When this correspondent happened to travel with a very senior official of the Communist Party who was visiting India, he broke into a casual conversation. He said food was so scarce that people lived by whatever they could convert into food, including grass-roots and small moving creatures.

The only ubiquitous food item available used to be pumpkin soup. As the visitor recalled, at one point of time, even the sight of a pumpkin would give him the sensation of vomiting.

Facing such all-round scarcities, the party had imposed the one-child norm to limit the number of mouths to feed. The policy had worked so effectively that by the turn of the century, the population was plateauing.

Soon enough, indications were available that the Chinese population growth would slow down and then turn negative. That is, the death rate would exceed the birth rate and eventually in the absolute numbers the population should start shrinking. 

Demographics, or the science of population trends and dynamics, is a study of extremely long-term phenomena. Changes happen over decades and slowly. But once the tendencies take hold, it is difficult to reverse them.

Demographers are predicting that what has been seen for the first time in the course of the last year about the growth dynamics of the Chinese population should continue and Chinese population should keep falling. The process can even assume speed before slowing down.

Of course, in 2015, the Chinese authorities had reversed its policies regarding child per family. Relaxing the one-child formula, they made it two per couple.  Later still, they increased it to three.

However, the change in policy did not have any impact and Chinese couples shun getting babies. There are obvious reasons for this, including the high costs of raising babies in present day China, the breakdown of the traditional family set-up of mixed generation homes and the aspirational values of the young Chinese people.

In fact, the Chinese younger generations mocked the Chinese authorities exhortations to have more babies by citing the conditions of living. The young were forced to work for far longer periods than traditionally and their living costs and accommodation conditions were so uncongenial that most of them refused to even marry.

These changes have now hardened into social norms and behaviour. The fiercely competitive jobs markets and working conditions gave rise to alternative living styles. Various protests and alternative groups emerged which advocated for the young a more relaxed life by opting out of traditional rat-race.


This alternative living styles of the younger population segments help to explain the unprecedented popularity and acceptance of the Amir Khan directed Indian film, ‘Three Idiots’. Particularly to be mentioned is the ready adoption of the film’s song: “Give me some sunshine/ Give me some rain/ Give me another chance, I wanna grow up once again…….”

This is also a foretaste of what should happen in India as well.

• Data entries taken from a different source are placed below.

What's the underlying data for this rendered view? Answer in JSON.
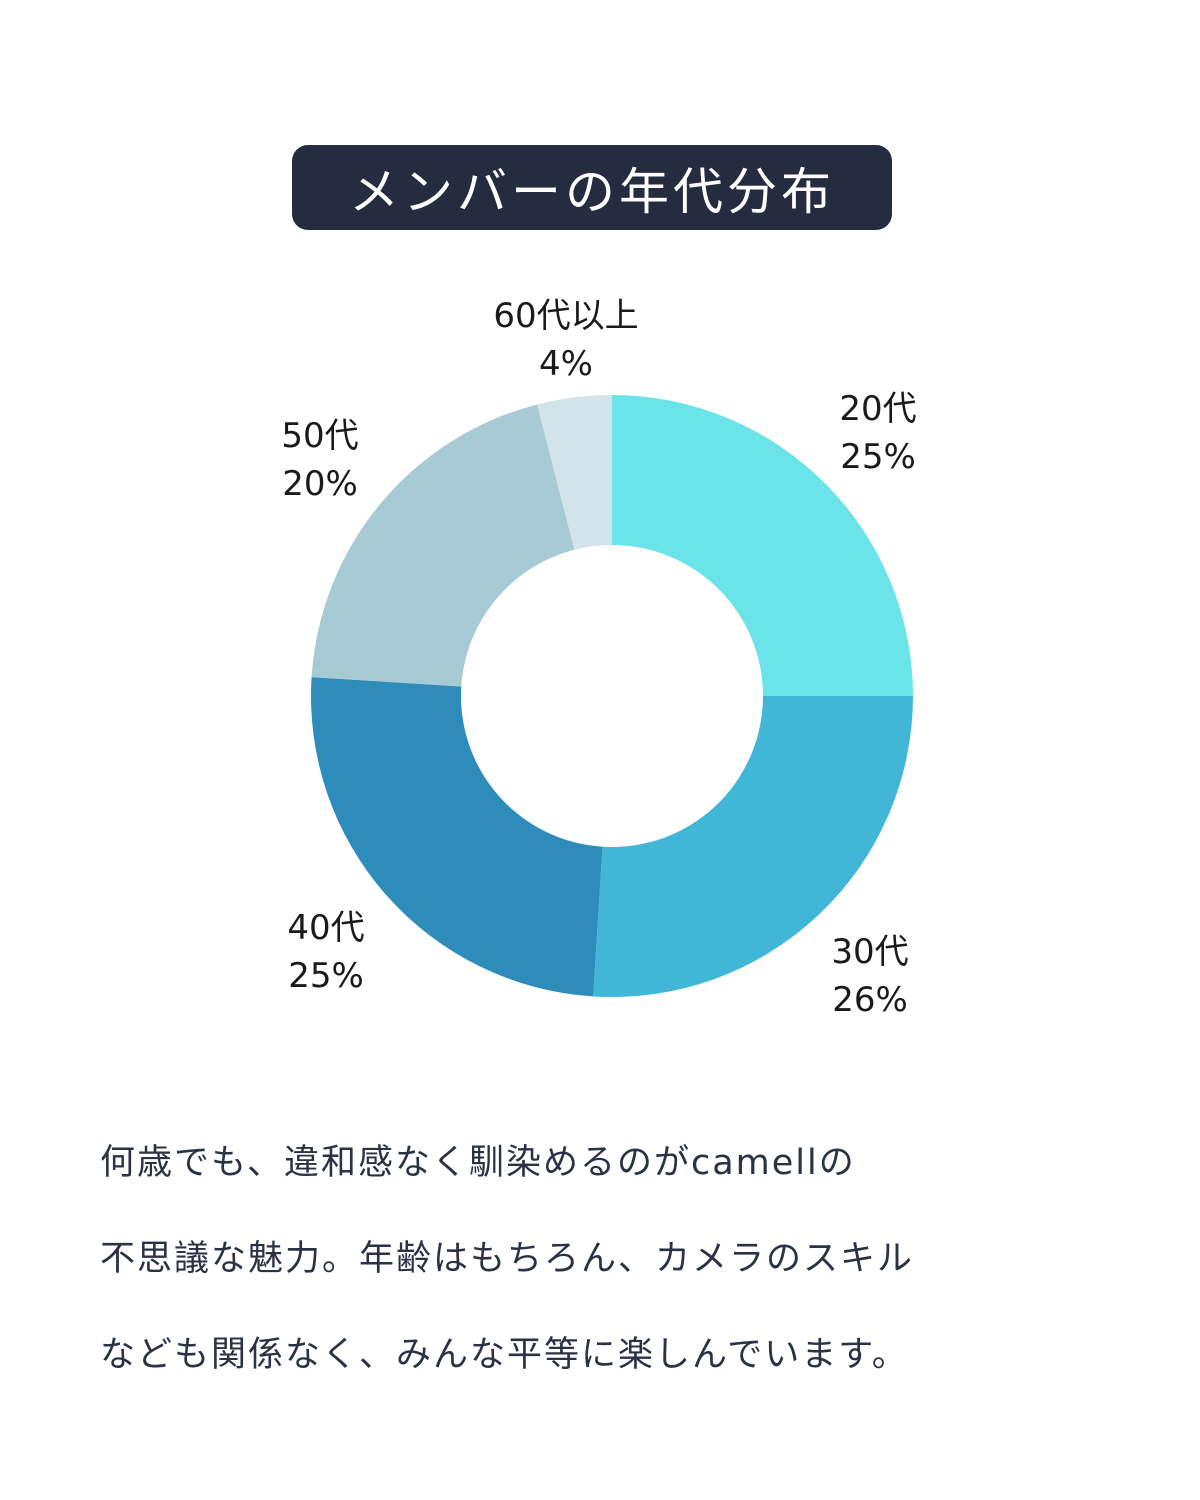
{
  "title": "メンバーの年代分布",
  "chart_data": {
    "type": "pie",
    "categories": [
      "20代",
      "30代",
      "40代",
      "50代",
      "60代以上"
    ],
    "values": [
      25,
      26,
      25,
      20,
      4
    ],
    "value_labels": [
      "25%",
      "26%",
      "25%",
      "20%",
      "4%"
    ],
    "unit": "%",
    "colors": [
      "#6ae4e8",
      "#42b6d6",
      "#2d8cba",
      "#a8cad4",
      "#d3e3ea"
    ],
    "legend": "none"
  },
  "caption": {
    "lines": [
      "何歳でも、違和感なく馴染めるのがcamellの",
      "不思議な魅力。年齢はもちろん、カメラのスキル",
      "なども関係なく、みんな平等に楽しんでいます。"
    ]
  }
}
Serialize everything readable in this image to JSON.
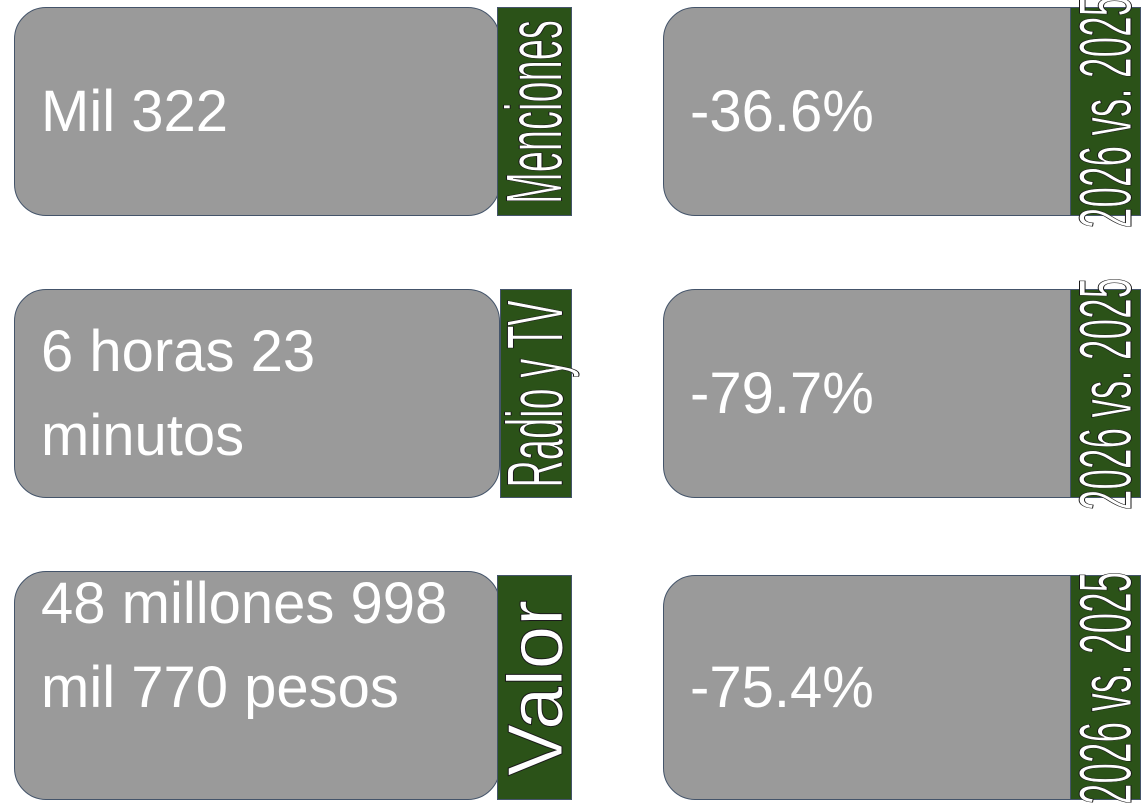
{
  "cards": [
    {
      "value": "Mil 322",
      "label": "Menciones",
      "change": "-36.6%",
      "comparison": "2026 vs. 2025"
    },
    {
      "value": "6 horas 23 minutos",
      "label": "Radio y TV",
      "change": "-79.7%",
      "comparison": "2026 vs. 2025"
    },
    {
      "value": "48 millones 998 mil 770 pesos",
      "label": "Valor",
      "change": "-75.4%",
      "comparison": "2026 vs. 2025"
    }
  ]
}
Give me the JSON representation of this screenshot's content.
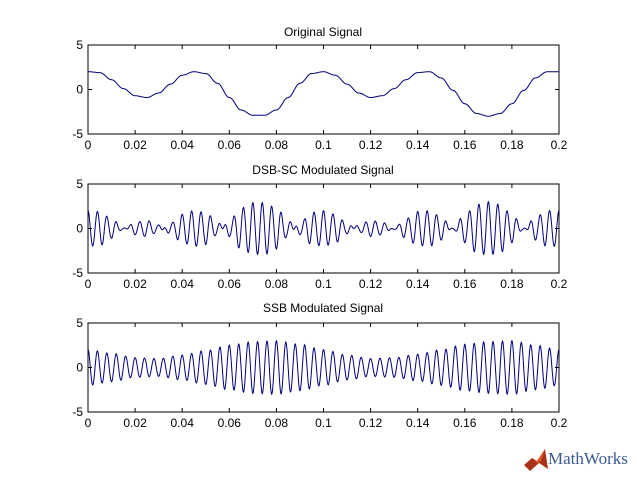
{
  "chart_data": [
    {
      "type": "line",
      "title": "Original Signal",
      "xlabel": "",
      "ylabel": "",
      "xlim": [
        0,
        0.2
      ],
      "ylim": [
        -5,
        5
      ],
      "x_ticks": [
        0,
        0.02,
        0.04,
        0.06,
        0.08,
        0.1,
        0.12,
        0.14,
        0.16,
        0.18,
        0.2
      ],
      "x_tick_labels": [
        "0",
        "0.02",
        "0.04",
        "0.06",
        "0.08",
        "0.1",
        "0.12",
        "0.14",
        "0.16",
        "0.18",
        "0.2"
      ],
      "y_ticks": [
        -5,
        0,
        5
      ],
      "y_tick_labels": [
        "-5",
        "0",
        "5"
      ],
      "grid": false,
      "series": [
        {
          "color": "#00007f",
          "x": [
            0,
            0.005,
            0.01,
            0.015,
            0.02,
            0.025,
            0.03,
            0.035,
            0.04,
            0.045,
            0.05,
            0.055,
            0.06,
            0.065,
            0.07,
            0.075,
            0.08,
            0.085,
            0.09,
            0.095,
            0.1,
            0.105,
            0.11,
            0.115,
            0.12,
            0.125,
            0.13,
            0.135,
            0.14,
            0.145,
            0.15,
            0.155,
            0.16,
            0.165,
            0.17,
            0.175,
            0.18,
            0.185,
            0.19,
            0.195,
            0.2
          ],
          "y": [
            2.0,
            1.9,
            1.1,
            0.1,
            -0.7,
            -0.9,
            -0.4,
            0.6,
            1.6,
            2.0,
            1.8,
            0.7,
            -0.9,
            -2.3,
            -2.9,
            -2.9,
            -2.3,
            -0.9,
            0.7,
            1.8,
            2.0,
            1.6,
            0.6,
            -0.4,
            -0.9,
            -0.7,
            0.1,
            1.1,
            1.9,
            2.0,
            1.3,
            -0.1,
            -1.6,
            -2.7,
            -3.0,
            -2.7,
            -1.6,
            -0.1,
            1.3,
            2.0,
            2.0
          ]
        }
      ]
    },
    {
      "type": "line",
      "title": "DSB-SC Modulated Signal",
      "xlabel": "",
      "ylabel": "",
      "xlim": [
        0,
        0.2
      ],
      "ylim": [
        -5,
        5
      ],
      "x_ticks": [
        0,
        0.02,
        0.04,
        0.06,
        0.08,
        0.1,
        0.12,
        0.14,
        0.16,
        0.18,
        0.2
      ],
      "x_tick_labels": [
        "0",
        "0.02",
        "0.04",
        "0.06",
        "0.08",
        "0.1",
        "0.12",
        "0.14",
        "0.16",
        "0.18",
        "0.2"
      ],
      "y_ticks": [
        -5,
        0,
        5
      ],
      "y_tick_labels": [
        "-5",
        "0",
        "5"
      ],
      "grid": false,
      "carrier_frequency_hz": 250,
      "series": [
        {
          "color": "#00007f",
          "envelope_x": [
            0,
            0.005,
            0.01,
            0.015,
            0.02,
            0.025,
            0.03,
            0.035,
            0.04,
            0.045,
            0.05,
            0.055,
            0.06,
            0.065,
            0.07,
            0.075,
            0.08,
            0.085,
            0.09,
            0.095,
            0.1,
            0.105,
            0.11,
            0.115,
            0.12,
            0.125,
            0.13,
            0.135,
            0.14,
            0.145,
            0.15,
            0.155,
            0.16,
            0.165,
            0.17,
            0.175,
            0.18,
            0.185,
            0.19,
            0.195,
            0.2
          ],
          "envelope_y": [
            2.0,
            1.9,
            1.1,
            0.1,
            -0.7,
            -0.9,
            -0.4,
            0.6,
            1.6,
            2.0,
            1.8,
            0.7,
            -0.9,
            -2.3,
            -2.9,
            -2.9,
            -2.3,
            -0.9,
            0.7,
            1.8,
            2.0,
            1.6,
            0.6,
            -0.4,
            -0.9,
            -0.7,
            0.1,
            1.1,
            1.9,
            2.0,
            1.3,
            -0.1,
            -1.6,
            -2.7,
            -3.0,
            -2.7,
            -1.6,
            -0.1,
            1.3,
            2.0,
            2.0
          ]
        }
      ]
    },
    {
      "type": "line",
      "title": "SSB Modulated Signal",
      "xlabel": "",
      "ylabel": "",
      "xlim": [
        0,
        0.2
      ],
      "ylim": [
        -5,
        5
      ],
      "x_ticks": [
        0,
        0.02,
        0.04,
        0.06,
        0.08,
        0.1,
        0.12,
        0.14,
        0.16,
        0.18,
        0.2
      ],
      "x_tick_labels": [
        "0",
        "0.02",
        "0.04",
        "0.06",
        "0.08",
        "0.1",
        "0.12",
        "0.14",
        "0.16",
        "0.18",
        "0.2"
      ],
      "y_ticks": [
        -5,
        0,
        5
      ],
      "y_tick_labels": [
        "-5",
        "0",
        "5"
      ],
      "grid": false,
      "carrier_frequency_hz": 250,
      "series": [
        {
          "color": "#00007f",
          "envelope_x": [
            0,
            0.01,
            0.02,
            0.03,
            0.04,
            0.05,
            0.06,
            0.07,
            0.08,
            0.09,
            0.1,
            0.11,
            0.12,
            0.13,
            0.14,
            0.15,
            0.16,
            0.17,
            0.18,
            0.19,
            0.2
          ],
          "envelope_y": [
            2.0,
            1.6,
            1.1,
            1.0,
            1.4,
            1.9,
            2.5,
            2.9,
            3.0,
            2.6,
            2.0,
            1.4,
            1.0,
            1.1,
            1.5,
            2.0,
            2.6,
            2.9,
            3.0,
            2.5,
            2.0
          ]
        }
      ]
    }
  ],
  "logo": {
    "text": "MathWorks",
    "icon": "mathworks-membrane-logo",
    "colors": {
      "text": "#3a5a92",
      "peak": "#e0582a",
      "base": "#a83318"
    }
  }
}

However, the social aspects of the anger of the new generation apart, the falling Chinese population can have the implications for its economy.

As the population shrinks, the proportion of older people rises. This is called the ‘dependency ratio’ of a population. That is, for the economy as a whole, the working age population will have to generate that much more to support the non-working older generations.

This poses a huge burden on the economy and such growth could be attained only through ‘productivity growth’.  But not only there are limits to ‘productivity growth’, the Chinese have been found to have followed a reverse strategy for growth.

So far, China has grown by slapping more and more resources to get an additional unit of GDP, that is, the reverse of ‘productivity growth’. It had avoided a stagnating economy by raising investments in the infrastructure sector and allied areas. Now, the returns from this would start falling.

The combined impact of these developments would also mean the slowing down of the Chinese economy. This is of course not unique to China, as many other economies have been witnessing similar dynamics.

As countries develop and grow and the citizens become affluent, the propensity for the growth of population dips.

The Chinese development is in line with what is happening in other developed economies in the region as well. Nearby, Japan has been seeing a falling population for years now.